Iron metabolism interference-enhanced sonodynamic therapy of methicillin-resistant Staphylococcus aureus-induced osteomyelitis by CaCO3-Ga-PPIX@PEG nanospheres

Osteomyelitis is a serious bone infection disease and is difficult to cure with antibiotic therapy. Sonodynamic therapy (SDT) is an alternative treatment option for deep-seated infections by killing bacteria through reactive oxygen species (ROS). However, the bacterial antioxidant system suppresses the therapeutic efficacy of SDT. Herein, CaCO3-Ga-PPIX@PEG nanospheres (CaGaPP NSs) were prepared to inhibit the bacterial antioxidant system and enhance the SDT therapeutic efficacy for treating methicillin-resistant Staphylococcus aureus (MRSA) osteomyelitis in the rat. In the acidic infection microenvironment, gallium ion (Ga3+) and protoporphyrin (PPIX) can be released from CaGaPP NSs. Ga3+ can act as a "Trojan horse" of Fe3+ to inactivate bacteria by interfering with their iron metabolism.

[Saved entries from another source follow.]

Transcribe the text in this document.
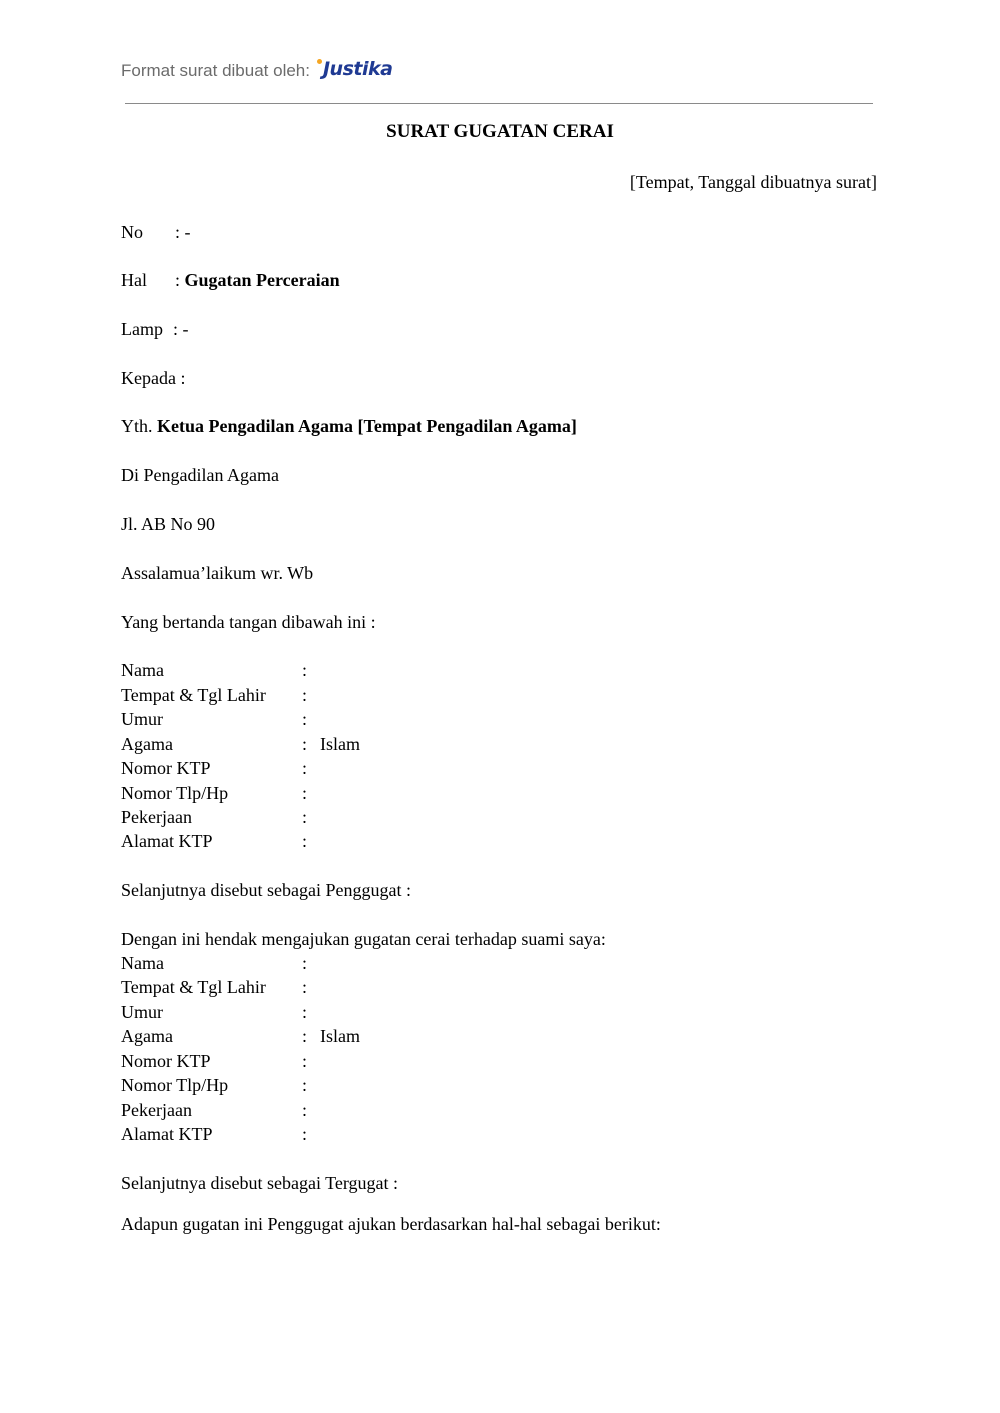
Format surat dibuat oleh: Justika
SURAT GUGATAN CERAI
[Tempat, Tanggal dibuatnya surat]
No : -
Hal : Gugatan Perceraian
Lamp : -
Kepada :
Yth. Ketua Pengadilan Agama [Tempat Pengadilan Agama]
Di Pengadilan Agama
Jl. AB No 90
Assalamua’laikum wr. Wb
Yang bertanda tangan dibawah ini :
Nama	:
Tempat & Tgl Lahir :
Umur	:
Agama	: Islam
Nomor KTP	:
Nomor Tlp/Hp	:
Pekerjaan	:
Alamat KTP	:
Selanjutnya disebut sebagai Penggugat :
Dengan ini hendak mengajukan gugatan cerai terhadap suami saya:
Nama	:
Tempat & Tgl Lahir :
Umur	:
Agama	: Islam
Nomor KTP	:
Nomor Tlp/Hp	:
Pekerjaan	:
Alamat KTP	:
Selanjutnya disebut sebagai Tergugat :
Adapun gugatan ini Penggugat ajukan berdasarkan hal-hal sebagai berikut:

Moreover, CaGaPP NSs have sonodynamic activity and produce 1O2 and O2·- under ultrasound (US) irradiation. Ga3+ can inhibit the activity of bacterial superoxide dismutase (SOD) and further increase the sensitivity of bacteria to O2·-, thereby enhancing the antibacterial activity of SDT. CaGaPP NSs combined with US irradiation can kill 99.97% MRSA in rats with osteomyelitis and effectively promote the tissue healing of the infected bone. This study demonstrates a multifunctional gallium-based sonosensitizer with iron metabolism interference and oxidative stress-sensitizing properties, which provides a promising SDT therapeutic agent for effective treatment of osteomyelitis.